I prigionieri del web. Tradizionalmente sono stati i caffè i locali in cui si è sviluppata la sociabilità nei paesi arabi, ma con il passare del tempo, le vicissitudini storiche e gli sviluppi tecnologici hanno modifcato in parte l’arredamento di questi locali, trasformando le mura portanti dei tradizionali saloni nelle pareti dei più moderni internet café, nei quali una generazione di giovani internauti ha costruito la sua nuova agorà, in linea con le tendenze e le novità del XXI secolo.
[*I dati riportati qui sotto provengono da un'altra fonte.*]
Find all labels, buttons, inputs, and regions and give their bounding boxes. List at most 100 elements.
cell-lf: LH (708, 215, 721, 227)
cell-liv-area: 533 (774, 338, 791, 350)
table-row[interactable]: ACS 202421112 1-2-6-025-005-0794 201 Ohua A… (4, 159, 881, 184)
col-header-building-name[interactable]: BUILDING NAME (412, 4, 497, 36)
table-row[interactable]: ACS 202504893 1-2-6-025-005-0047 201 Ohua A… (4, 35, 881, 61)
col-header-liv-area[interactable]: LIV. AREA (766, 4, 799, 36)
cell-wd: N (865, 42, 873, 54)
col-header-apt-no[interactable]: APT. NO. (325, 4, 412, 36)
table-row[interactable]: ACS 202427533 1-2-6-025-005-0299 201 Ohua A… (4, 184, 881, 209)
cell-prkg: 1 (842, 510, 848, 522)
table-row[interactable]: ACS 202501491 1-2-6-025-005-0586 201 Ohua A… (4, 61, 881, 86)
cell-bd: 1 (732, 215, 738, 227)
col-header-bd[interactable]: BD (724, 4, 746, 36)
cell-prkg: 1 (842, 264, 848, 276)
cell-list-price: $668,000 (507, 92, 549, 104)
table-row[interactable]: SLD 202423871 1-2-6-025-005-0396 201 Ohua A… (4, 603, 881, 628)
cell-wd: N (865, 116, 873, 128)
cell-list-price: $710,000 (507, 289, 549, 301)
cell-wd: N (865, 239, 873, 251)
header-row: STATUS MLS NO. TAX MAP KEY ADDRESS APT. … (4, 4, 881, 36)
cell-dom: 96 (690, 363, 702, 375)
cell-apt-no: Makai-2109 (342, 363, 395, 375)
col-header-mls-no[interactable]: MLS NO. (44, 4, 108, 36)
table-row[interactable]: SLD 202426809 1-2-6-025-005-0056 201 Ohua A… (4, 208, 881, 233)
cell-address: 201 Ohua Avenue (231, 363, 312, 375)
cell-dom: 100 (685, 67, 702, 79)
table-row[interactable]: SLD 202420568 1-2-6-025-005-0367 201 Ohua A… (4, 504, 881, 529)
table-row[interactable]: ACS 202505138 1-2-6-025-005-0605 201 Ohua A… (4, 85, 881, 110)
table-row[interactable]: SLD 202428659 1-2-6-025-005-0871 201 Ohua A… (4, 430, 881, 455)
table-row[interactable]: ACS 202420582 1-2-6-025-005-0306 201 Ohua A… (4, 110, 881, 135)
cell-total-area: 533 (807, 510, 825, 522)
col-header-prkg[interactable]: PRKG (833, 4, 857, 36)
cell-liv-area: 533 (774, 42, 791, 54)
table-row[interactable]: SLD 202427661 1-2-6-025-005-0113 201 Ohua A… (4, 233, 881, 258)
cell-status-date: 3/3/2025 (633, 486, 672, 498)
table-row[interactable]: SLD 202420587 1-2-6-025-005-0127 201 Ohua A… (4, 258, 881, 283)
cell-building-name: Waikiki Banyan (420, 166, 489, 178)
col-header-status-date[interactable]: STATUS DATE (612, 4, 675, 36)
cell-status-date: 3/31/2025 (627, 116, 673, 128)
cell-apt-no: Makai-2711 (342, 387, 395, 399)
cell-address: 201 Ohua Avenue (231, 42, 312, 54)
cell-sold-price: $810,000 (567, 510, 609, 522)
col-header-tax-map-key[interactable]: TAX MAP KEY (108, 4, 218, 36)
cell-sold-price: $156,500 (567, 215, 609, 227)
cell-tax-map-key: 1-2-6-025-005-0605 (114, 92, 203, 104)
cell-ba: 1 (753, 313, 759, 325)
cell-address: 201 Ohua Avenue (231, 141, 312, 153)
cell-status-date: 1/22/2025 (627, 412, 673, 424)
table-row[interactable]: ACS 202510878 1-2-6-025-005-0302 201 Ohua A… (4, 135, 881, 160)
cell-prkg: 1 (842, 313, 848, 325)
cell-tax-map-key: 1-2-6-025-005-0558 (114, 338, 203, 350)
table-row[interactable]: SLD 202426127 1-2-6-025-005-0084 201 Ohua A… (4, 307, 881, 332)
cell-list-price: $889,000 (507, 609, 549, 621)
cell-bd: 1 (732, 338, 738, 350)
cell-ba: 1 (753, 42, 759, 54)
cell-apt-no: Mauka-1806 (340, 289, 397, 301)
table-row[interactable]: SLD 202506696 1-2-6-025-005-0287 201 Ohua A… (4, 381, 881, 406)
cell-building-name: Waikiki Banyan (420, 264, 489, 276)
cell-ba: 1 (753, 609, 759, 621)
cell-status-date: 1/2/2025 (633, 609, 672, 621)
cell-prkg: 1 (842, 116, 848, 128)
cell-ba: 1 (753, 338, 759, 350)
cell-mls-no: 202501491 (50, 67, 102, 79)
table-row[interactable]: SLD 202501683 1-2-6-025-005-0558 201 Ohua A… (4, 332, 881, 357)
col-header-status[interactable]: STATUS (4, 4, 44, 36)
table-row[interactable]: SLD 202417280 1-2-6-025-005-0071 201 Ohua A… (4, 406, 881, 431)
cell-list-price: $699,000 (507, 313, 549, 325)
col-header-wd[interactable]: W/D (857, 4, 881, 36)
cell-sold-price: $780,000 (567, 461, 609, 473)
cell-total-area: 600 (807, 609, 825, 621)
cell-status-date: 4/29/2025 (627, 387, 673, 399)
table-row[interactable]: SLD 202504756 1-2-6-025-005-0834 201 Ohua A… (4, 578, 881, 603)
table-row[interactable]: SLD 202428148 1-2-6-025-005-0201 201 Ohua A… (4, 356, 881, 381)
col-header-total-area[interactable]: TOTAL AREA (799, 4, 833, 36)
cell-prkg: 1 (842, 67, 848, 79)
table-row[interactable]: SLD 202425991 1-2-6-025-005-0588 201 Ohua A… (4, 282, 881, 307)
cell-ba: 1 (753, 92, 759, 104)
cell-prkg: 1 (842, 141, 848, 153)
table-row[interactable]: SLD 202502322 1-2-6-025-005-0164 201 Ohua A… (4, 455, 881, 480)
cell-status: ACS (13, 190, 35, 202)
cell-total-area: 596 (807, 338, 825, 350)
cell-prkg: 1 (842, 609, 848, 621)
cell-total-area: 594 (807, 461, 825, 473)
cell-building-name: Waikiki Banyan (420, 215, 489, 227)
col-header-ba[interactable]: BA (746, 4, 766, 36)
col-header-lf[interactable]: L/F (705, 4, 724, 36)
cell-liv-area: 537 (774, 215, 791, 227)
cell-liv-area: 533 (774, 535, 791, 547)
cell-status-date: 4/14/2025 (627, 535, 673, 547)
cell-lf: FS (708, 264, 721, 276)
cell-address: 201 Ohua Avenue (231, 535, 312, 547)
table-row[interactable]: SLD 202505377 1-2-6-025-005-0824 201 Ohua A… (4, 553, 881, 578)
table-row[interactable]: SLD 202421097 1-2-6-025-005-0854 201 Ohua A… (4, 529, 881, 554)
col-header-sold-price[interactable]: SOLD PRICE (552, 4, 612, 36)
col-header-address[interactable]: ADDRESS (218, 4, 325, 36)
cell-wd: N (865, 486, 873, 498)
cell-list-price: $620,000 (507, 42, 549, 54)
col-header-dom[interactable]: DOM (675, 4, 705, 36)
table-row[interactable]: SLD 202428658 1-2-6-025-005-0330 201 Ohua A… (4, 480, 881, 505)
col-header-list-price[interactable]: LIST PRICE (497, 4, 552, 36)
Grazie alla pur lenta diffusione di internet nella regione araba, i più giovani hanno dato origine ad una frequentatissima blogsfera nella quale si incontrano per parlare, per scambiarsi opinioni e per ritagliarsi uno spazio virtuale attraverso il quale testimoniano che internet non è uno strumento utilizzato esclusivamente dagli affiliati delle organizzazioni terroristiche per trasmettere al mondo deliranti minacce.
Chi, rinunciando alla visione orientalista, sarà capace di addentrarsi nel dedalo di questa nuova sfera, potrà riconoscere la falsità dei tanti stereotipi esistenti sulla società araba e riuscirà ad avvicinarsi a questo mondo che per alcuni è ancora fermo ai racconti di Le mille ed una notte.
Con il passare degli anni i diari virtuali dei bloggers stanno diventando una importante testimonianza politica, sempre più diffusa. Oltre ad essere uno strumento di mobilitazione per gli attivisti, rappresentano una forma alternativa di informazione. In aggiunta, non solo sono in grado di rafforzare le relazioni sociali esistenti, ma possono crearne di nuove, cercando di sfuggire al controllo dei regimi e creando spazi di dialogo altrimenti assenti. In questa ottica i blogs sono capaci di dare origine a nuove forme di partecipazione sociale dalla quale possono emergere nuove istanze riformiste. Molti analisi insistono proprio sulla spinta verso la democratizzazione che i blogs eserciterebbero nelle società arabe. E’ all’interno di questi spazi virtuali che gruppi sociali fino ad ora costretti alla clandestinità emergono, si presentano e riescono a prendere parte a quel discorso pubblico dal quale erano fino ad ora erano rimasti esclusi.
E’ nel pieno della cosiddetta “Primavera Araba” del 2005 che i frutti del lavoro dei bloggers arabi diventano visibili. Sono i diari virtuali di questi giovani internauti che raccontano al mondo intero le manifestazioni che si stanno svolgendo sulle strade dei propri paesi ed è da queste pagine che viene denunciata la risposta repressiva data dai governi. In Egitto, per esempio, i bloggers sono stati i primi a denunciare le misure repressive utilizate dal presidente Mubarak contro il movimento Kifaya che, avendone letteralmente abbastanza della cappa esercitata da un regime oppressivo, benché reputato piuttosto presentabile dagli occidentali, si stava ribellando al governo (che, a partire dal 2006, quando per la prima volta vennero incarcerati tre celebri bloggers - Alaa Abd El-Fatah,Kareem Amer e Ayyoub - ha attuato una politica estremamente repressiva contro il fenomeno) .
Grazie alla capacità di sfuggire, almeno in parte, alla censura governativa, una delle principali funzioni dei bloggers sembra quindi essere quella di informazione politica. Ma il fenomeno ha conseguenze importanti anche sul versante sociale. Il discorso che si origina tra questi post virtuali ha ripercussioni tanto nel contesto domestico che nella sfera pubblica araba. Grazie alle parole scritte tra le righe di questi diari si stanno infatti rompendo i tabù tradizionali e si iniziano ad affrontare tematiche fino ad ora impronunciabili. In aggiunta, in alcuni casi questi internauti inizialmente anonimi e invisibili hanno deciso di scendere in campo fisicamente e di diventare veri e propri dissidenti.
Per contenere questi giovani «fanatici» della libertà di espressione i governi arabi si sono serviti dei classici strumenti repressivi per staccare la spina a chi stava disturbando la quiete interna. In diversi paesi – a partire dall’Egitto, che condivide con la Cina il triste primato della repressione del fenomeno - si contano già decine di severe condanne a pene detentive per giovani bloggers che, pur senza accuse chiare e circostanziate, si apprestano a diventare i primi martiri internauti della storia.